Decyzja o likwidacji PKM sprowokowała kierowców do strajku i sparaliżowała komunikację w mieście. Jednakże MZK, jako organizator transportu publicznego, nie może sam sobie wystawiać kar. Padło na Warbusa. Roman Foksowicz, przewodniczący MZK i jednocześnie wiceprezydent miasta, poinformował prywatnego przewoźnika, że zostaną mu naliczone kary umowne za usługi niezrealizowane przez PKM.
Warbus nie chciał się zgodzić z tą decyzją i odrzucał noty księgowe wzywające do zapłaty. MZK znalazł jednak inne rozwiązanie na ściągnięcie pieniędzy. Po prostu zatrzymano środki, jakie miały wpłynąć na konto Warbusa za wykonane wcześniej usługi. W konsekwencji prywatny przewoźnik wypowiedział miastu umowę. Na tym nie koniec.
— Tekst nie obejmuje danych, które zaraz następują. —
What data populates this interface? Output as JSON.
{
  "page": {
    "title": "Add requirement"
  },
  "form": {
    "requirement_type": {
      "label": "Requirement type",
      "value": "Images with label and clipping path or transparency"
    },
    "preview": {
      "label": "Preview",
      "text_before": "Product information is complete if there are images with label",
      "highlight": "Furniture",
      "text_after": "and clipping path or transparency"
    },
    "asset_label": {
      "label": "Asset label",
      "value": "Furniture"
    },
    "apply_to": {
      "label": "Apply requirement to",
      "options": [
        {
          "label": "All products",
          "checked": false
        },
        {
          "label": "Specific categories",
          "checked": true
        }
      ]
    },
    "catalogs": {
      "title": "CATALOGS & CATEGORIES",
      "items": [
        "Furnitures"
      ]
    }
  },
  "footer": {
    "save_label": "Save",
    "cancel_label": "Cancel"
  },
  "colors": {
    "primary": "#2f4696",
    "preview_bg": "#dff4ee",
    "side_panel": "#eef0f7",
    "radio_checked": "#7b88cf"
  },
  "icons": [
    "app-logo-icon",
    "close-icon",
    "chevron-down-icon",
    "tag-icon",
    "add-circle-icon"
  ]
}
Warbus uznał, że został okradziony przez MZK. Straty oszacowano na 1,7 mln zł i taka kwota pojawiła się w doniesieniu do prokuratury o możliwości popełnienia przestępstwa. Wszystko zależy teraz od wyników śledztwa. Jeśli Warbus wygra proces karny, otworzy to szerokie pole do roszczeń odszkodowawczych na drodze cywilnej.
W grę mogą wchodzić gigantyczne kwoty.
Przed rokiem w mediach pojawiały się spekulacje, że prywatny przewoźnik może się domagać co najmniej 11 mln zł. Taki rachunek - gdyby stał się prawomocny - zapłaciliby jastrzębscy podatnicy. Taka jest cena nieudolności władz miasta.